© Michal Glogowski 2024

Samsung School


Year: 2016
Client: Samsung
Role: UX Design, UX Research

Samsung School is an education platform for schools available primarily for Android tablets. Every student is equipped with a tablet. All tablets are controlled by teacher's master tablet.

Challenge
Use mobile tablet to increase student’s engagement

1. Enable teachers to use tablet in the classroom in order to strengthen students’ learning commitment but at the same time be able to focus their attention where it is needed.

2. Let teacher share pictures and video, run quiz, collect assignments and files sent by students - wirelessly, fast, without delaying lesson.

3. How to collect feedback from students if entering a school requires written consent from school and parents?

Solution
Improving user experience

I joined the team as Senior UX designer and worked together with Junior UI Designer, Business Analyst and the whole development team. Our main focus was implementing feedback from Voice of Customer and User Research. My work was divided between UX design for new features based on the Business Analyst's requirements and user research to improve existing ones.

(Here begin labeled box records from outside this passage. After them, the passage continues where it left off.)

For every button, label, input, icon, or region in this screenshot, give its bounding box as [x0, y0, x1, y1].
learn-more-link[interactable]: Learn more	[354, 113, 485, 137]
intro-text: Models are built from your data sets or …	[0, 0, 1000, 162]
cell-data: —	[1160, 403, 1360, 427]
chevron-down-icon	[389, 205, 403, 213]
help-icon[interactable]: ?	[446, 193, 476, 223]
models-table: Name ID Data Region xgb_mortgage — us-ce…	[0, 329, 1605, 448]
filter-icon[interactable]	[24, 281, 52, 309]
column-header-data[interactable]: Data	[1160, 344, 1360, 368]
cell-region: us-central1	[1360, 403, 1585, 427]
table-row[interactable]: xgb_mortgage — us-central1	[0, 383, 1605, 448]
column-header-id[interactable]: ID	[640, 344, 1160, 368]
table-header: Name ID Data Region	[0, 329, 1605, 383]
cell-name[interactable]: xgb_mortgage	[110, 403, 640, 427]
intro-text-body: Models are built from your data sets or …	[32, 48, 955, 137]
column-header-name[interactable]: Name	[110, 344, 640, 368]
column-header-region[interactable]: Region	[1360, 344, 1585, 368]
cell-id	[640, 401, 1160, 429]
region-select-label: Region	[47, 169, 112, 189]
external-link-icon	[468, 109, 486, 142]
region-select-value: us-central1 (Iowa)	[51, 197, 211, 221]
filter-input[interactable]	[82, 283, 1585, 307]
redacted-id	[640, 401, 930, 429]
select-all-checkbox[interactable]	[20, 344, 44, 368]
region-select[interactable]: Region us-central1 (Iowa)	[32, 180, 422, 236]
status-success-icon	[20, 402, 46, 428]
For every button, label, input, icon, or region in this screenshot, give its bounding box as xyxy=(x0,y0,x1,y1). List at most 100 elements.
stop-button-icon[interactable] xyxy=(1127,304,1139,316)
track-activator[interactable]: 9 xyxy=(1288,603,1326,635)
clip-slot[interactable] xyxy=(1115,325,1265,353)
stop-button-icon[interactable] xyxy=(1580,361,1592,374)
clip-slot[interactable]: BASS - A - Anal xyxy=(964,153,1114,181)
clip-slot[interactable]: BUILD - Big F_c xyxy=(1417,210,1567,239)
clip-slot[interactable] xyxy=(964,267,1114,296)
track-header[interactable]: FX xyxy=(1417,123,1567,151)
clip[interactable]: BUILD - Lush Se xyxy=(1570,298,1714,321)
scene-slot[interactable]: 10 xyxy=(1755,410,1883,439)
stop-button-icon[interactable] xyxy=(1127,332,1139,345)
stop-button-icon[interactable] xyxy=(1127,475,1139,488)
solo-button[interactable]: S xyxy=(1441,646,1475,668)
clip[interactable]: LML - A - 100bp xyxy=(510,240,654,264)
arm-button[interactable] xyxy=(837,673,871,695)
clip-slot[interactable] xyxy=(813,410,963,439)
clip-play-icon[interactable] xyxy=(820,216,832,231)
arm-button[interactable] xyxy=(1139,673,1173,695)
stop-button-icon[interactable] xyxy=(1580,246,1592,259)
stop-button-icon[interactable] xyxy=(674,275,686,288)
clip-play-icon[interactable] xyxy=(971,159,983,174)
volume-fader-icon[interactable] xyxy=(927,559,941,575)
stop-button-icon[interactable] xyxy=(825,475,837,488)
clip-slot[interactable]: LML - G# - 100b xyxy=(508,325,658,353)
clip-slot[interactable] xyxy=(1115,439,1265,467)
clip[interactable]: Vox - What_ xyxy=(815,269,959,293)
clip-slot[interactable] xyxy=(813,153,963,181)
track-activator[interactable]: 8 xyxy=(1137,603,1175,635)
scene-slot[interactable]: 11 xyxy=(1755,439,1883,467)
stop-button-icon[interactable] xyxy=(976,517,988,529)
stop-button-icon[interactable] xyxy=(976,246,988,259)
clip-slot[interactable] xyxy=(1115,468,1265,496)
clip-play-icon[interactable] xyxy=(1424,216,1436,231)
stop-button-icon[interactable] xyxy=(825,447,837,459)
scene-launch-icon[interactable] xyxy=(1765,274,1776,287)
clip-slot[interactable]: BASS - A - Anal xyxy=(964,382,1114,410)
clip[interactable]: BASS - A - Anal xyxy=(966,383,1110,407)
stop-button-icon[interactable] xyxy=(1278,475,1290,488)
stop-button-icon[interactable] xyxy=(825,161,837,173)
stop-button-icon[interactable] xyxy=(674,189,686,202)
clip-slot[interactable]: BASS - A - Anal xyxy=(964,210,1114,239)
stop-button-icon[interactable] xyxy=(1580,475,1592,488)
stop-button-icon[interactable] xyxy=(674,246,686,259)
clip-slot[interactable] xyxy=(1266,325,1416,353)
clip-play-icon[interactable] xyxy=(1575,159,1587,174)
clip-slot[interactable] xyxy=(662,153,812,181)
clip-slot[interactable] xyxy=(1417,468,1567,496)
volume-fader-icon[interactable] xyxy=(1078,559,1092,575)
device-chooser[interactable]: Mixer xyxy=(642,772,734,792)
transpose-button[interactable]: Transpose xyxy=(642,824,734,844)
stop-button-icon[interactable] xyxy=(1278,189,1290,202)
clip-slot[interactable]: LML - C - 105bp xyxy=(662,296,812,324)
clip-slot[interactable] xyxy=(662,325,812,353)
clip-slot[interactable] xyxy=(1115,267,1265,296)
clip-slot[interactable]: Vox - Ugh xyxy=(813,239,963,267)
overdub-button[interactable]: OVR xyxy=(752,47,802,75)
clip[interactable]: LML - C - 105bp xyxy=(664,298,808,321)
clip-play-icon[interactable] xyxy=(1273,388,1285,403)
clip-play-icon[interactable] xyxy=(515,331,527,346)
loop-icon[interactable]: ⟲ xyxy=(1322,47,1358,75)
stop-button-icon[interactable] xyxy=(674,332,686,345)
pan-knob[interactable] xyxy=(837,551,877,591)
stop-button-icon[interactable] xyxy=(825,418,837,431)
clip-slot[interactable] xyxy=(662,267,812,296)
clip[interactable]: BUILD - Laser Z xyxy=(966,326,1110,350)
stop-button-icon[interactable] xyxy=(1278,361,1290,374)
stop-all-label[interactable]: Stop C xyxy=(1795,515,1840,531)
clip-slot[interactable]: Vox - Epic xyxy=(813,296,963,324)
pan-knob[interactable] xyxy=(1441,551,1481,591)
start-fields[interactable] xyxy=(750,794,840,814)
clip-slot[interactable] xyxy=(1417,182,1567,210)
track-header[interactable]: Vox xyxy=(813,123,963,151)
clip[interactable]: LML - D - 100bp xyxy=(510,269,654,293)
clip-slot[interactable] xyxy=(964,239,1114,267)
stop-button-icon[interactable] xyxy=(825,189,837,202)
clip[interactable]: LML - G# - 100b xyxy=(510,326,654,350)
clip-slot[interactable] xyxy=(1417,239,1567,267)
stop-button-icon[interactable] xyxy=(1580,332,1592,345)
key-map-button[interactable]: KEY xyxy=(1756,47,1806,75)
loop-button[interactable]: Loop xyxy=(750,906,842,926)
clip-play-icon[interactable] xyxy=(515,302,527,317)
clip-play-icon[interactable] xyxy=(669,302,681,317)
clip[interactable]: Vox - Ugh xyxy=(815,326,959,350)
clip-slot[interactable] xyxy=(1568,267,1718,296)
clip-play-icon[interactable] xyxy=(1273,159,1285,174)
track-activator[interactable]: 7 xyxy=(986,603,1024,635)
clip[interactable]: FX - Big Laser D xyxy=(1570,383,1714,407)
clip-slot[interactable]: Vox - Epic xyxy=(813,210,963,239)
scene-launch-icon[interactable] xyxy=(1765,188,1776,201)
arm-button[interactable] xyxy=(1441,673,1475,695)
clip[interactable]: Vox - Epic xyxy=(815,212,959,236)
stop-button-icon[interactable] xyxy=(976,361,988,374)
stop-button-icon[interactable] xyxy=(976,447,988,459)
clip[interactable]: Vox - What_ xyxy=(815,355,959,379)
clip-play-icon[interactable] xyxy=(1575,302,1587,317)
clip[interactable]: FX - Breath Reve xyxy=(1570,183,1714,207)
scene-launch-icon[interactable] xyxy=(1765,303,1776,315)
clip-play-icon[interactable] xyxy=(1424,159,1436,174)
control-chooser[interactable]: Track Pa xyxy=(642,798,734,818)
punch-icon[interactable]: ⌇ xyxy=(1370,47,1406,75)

Tablet for teacher and every student

First two challenges were solved by technology. Controlling tablets and sharing data required instant communication between 30 tablets and updating assets and lessons on AWS cloud. It was managed through the Access Point and WLAN Controller that were part of classroom equipment. Delays in communication impacted heavily how the application was designed.

User Research program at school

To address third challenge I suggested to cooperate with selected school. This is how I became responsible for Samsung School Research Program: finding a school, agreement with school management, legal approvals for research with children, setting up technical environment and conducting research. 3 teachers used 30 tablets alternately throughout a school year in their classes for the 2nd and 3rd grade students (age 8-9).

I used following research methods:
- Diary Studies - teachers filling a diary entry each week,
- In-Depth Interviews (IDI) with teachers,
- Shadowing/Service Safari - live lesson observation,
- Usability Testing with students assisted by their parents (“Diads”).

Teacher Personas

As a result of In-Depth Interviews conducted by myself and my colleague with teachers, we created Teacher’s Personas. After interviews we identified behavioral variables and placed them on the X axis. Then we mapped teachers against behaviors, spotted patterns and identified common goals.

Multiplatform: tablet, browser, Windows

I was working on 3 applications, each focused on specific user needs:
- Tablet - for teachers and students to use in the classroom,
- Browser - for teacher to create lesson as file manipulation (copying, writing, ppt creation etc) is easier on desktop,
- PC - allows to use native Windows support when working with e-board, projector and other school hardware.

Result
Reduced frustration for teachers and students

Samsung created solution to address mentioned challenges and at the same time increased sales of their hardware.

We have improved usability of the app and it’s technology framework, such as connectivity between devices. I remember the shadowing session when a student startred crying because her drawing dissapeared when the tablet lost connection and logged out for the 2nd time during the lesson. We investigated and fixed the issue immediately.

Case Study
End Lesson feature improvement

Teachers complained on the "End Lesson" modal. It allows to finish a lesson but contains also option to turn off all 30 student's tablets. As this additional option was represented by just a small checkbox, it was causing unintentional shutdowns and wasting 10 minutes of the lesson.

At the same time new market requirement emerged: adding possibility to remove all students private data after lesson ends. Business Analyst requested adding 3rd checkbox to already malfunctioning feature. Ending a lesson should be a simple operation that does not require much mental effort from the teacher. Adding 3rd checkbox would be the opposite.

I took advantage of fixing the modal along with introduction of the required feature. After analysing similar patterns from existing applications, I proposed redesigned flow, inspired by... Windows start menu.

The idea was to simplify the process by replacing checkboxes with buttons so mistake is not possible. I created wireframes for a new solution.

After redesign, new End Lesson modal is easier to understand. Sales representatives confirmed the issue no longer existed. Users understood the idea that every next option contains the previous one.